Data Analysis

(What’s in a EDA Signal?)

 

Analyzing “Arousal”

Electrodermal activity (EDA) is a measure of sweat excreted by the eccrine glands, which is connected to the sympathetic nervous system (Goodall, 1970; Dawson et al., 2000). It is mostly commonly associated with changes in sympathetic arousal. It is important to note that EDA is not correlated with valence; both positive and negative affect can alter sympathetic arousal (Lang et al., 1998).

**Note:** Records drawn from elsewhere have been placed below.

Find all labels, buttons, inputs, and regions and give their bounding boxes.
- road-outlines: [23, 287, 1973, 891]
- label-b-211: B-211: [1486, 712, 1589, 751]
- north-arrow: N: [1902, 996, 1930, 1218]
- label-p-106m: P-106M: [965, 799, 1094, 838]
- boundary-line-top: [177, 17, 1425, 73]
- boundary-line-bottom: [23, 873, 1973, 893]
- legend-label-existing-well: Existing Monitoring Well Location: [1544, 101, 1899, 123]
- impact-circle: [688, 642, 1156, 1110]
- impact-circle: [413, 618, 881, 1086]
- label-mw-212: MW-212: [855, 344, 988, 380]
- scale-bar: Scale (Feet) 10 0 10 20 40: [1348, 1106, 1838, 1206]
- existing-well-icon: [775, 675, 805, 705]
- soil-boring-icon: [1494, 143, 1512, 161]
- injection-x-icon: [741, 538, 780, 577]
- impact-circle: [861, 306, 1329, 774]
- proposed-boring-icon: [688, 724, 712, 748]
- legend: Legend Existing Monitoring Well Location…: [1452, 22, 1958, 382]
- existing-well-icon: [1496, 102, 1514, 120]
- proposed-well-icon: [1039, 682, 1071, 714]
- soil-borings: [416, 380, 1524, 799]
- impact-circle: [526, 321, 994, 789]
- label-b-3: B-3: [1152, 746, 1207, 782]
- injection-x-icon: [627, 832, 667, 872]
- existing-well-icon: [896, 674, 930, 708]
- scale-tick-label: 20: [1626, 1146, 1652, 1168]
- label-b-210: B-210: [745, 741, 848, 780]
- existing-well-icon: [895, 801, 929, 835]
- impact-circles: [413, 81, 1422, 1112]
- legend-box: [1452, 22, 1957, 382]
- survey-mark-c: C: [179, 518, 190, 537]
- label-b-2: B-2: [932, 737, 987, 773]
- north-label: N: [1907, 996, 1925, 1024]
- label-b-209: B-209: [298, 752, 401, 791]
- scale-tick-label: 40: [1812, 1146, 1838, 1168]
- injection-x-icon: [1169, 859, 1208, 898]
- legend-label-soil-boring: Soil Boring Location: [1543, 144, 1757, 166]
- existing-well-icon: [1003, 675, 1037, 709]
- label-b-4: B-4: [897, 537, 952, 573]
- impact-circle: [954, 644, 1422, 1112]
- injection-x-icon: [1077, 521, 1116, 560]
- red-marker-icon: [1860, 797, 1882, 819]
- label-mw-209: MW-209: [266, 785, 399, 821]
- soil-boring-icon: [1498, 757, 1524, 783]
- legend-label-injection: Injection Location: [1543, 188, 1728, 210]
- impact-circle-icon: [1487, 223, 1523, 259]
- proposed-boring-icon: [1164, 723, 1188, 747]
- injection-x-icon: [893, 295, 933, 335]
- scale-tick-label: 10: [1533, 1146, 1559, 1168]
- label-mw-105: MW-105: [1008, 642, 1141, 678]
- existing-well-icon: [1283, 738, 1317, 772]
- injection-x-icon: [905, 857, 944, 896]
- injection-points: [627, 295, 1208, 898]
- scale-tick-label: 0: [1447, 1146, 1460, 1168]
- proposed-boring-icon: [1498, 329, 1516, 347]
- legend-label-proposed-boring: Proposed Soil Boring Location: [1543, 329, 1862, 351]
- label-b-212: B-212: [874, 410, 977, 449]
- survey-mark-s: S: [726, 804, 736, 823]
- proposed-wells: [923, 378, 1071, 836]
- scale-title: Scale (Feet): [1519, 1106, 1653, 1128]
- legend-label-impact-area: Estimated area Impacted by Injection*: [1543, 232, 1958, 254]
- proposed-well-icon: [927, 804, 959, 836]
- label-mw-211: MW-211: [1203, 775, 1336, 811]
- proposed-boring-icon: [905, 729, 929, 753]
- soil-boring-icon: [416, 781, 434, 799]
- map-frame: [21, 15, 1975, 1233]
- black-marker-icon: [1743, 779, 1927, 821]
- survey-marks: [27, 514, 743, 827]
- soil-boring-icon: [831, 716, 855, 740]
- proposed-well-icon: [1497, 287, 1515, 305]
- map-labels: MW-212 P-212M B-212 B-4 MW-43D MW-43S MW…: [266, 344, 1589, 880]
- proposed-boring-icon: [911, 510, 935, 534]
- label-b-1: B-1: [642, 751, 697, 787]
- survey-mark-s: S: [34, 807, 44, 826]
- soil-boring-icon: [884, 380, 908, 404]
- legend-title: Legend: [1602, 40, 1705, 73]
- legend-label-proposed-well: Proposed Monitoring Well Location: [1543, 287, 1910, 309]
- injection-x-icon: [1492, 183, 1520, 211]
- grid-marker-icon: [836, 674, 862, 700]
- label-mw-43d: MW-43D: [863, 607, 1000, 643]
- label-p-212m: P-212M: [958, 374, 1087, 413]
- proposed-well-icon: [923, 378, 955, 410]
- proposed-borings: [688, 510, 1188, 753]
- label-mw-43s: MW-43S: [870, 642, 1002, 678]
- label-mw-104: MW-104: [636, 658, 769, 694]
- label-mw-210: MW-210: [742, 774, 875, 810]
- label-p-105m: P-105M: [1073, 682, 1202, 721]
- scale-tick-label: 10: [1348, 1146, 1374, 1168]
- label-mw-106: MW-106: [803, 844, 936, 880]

EDA signals are tricky to analyze because they have multiple components, and because multiple factors can trigger changes in EDA.


1) Factors that alter EDA

Changes in EDA are most commonly associated with changes in sympathetic arousal. However, factors that cause increased sweat production, such as humidity, room temperature, and physical exertion, can also cause increased EDA. Furthermore, mental exertion can increase EDA as well (Pugh et al., 1966).


In the context of tango dancing, factors that can alter EDA include physical exertion from movement; cognitive load from music interpretation, response to partner, floorcraft, and choice of the next step; and arousal from music perception and physical proximity to partner.


2) Peaks vs. Baseline

EDA signals can be separated into low-frequency and high-frequency components.


The low-frequency component (the baseline) accounts for the general shape of the signal. For instance, in the chart above, the baseline increases over time. The rate of increase/decrease of the baseline can give a sense of how arousing an activity is.


The high-frequency component accounts for the individual peaks that occur in the signal. The density of peaks and the peak onset times are also associated with sympathetic arousal. For instance, in the chart above, the frequency of peaks is higher in song 2 than song 1.